High-density lipoproteins enhance progenitor-mediated endothelium repair in mice.

OBJECTIVE: We quantified endothelial progenitor cell (EPC) engraftment into the endothelial layer as an index of progenitor-mediated endothelial repair. Studies were conducted in C57BL/6J and in apolipoprotein E-deficient (apoE(-/-)) mice. We also investigated the possibility that high-density lipoproteins (HDL) may promote progenitor-mediated endothelial repair. METHODS AND
RESULTS: Thoracic aortic sections from C57BL/6J and apoE(-/-) mice were analyzed for evidence of progenitor-derived endothelium as determined by the number of stem cell antigen-1-positive (Sca-1+) cells in the endothelial layer. EPCs (Sca-1+ cells) were significantly increased after endothelial damage induced by lipopolysaccharide (LPS) administration in C57BL/6J mice. The number of EPCs was greater in the aortic endothelium of untreated apoE(-/-) than in untreated C57BL/6J mice and was similar to the number observed in LPS-treated C57BL/6J mice. The number of EPCs in the aortic endothelium of apoE(-/-) mice more than doubled after intravenous infusion of reconstituted HDL.

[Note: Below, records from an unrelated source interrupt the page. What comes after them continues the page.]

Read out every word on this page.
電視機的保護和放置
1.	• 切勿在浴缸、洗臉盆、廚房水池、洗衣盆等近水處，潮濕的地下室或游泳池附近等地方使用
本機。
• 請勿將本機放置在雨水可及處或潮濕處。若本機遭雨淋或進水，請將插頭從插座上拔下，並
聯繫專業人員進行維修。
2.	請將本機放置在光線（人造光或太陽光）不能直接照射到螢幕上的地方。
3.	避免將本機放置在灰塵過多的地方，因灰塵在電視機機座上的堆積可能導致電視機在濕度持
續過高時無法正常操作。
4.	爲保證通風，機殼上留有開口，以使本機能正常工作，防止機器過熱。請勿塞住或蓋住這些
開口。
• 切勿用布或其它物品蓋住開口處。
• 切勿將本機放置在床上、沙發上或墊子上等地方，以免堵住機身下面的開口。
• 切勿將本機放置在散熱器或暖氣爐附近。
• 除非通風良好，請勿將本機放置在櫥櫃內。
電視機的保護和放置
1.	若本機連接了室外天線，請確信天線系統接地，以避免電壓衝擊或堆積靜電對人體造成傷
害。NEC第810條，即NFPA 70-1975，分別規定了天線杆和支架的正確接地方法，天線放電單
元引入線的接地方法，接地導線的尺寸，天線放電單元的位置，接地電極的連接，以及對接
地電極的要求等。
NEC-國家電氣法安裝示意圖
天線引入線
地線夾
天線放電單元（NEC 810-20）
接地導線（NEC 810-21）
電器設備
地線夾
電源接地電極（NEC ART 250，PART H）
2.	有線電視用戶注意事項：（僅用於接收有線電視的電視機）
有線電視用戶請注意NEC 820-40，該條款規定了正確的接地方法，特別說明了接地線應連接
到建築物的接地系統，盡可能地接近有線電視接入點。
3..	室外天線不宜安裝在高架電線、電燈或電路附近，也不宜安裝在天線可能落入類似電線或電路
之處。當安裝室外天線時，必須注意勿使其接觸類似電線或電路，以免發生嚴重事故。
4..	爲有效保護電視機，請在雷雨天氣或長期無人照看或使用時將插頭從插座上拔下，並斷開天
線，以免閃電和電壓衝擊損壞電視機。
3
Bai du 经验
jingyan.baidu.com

CONCLUSIONS: EPCs are recruited into the aortic endothelial layer of mice in response to an inflammatory insult. EPCs are also increased in the aortic endothelium of untreated apoE(-/-) mice. The observation that number is further increased in apoE(-/-) mice after injection of HDL suggests a role for HDL in promoting progenitor-mediated endothelial repair.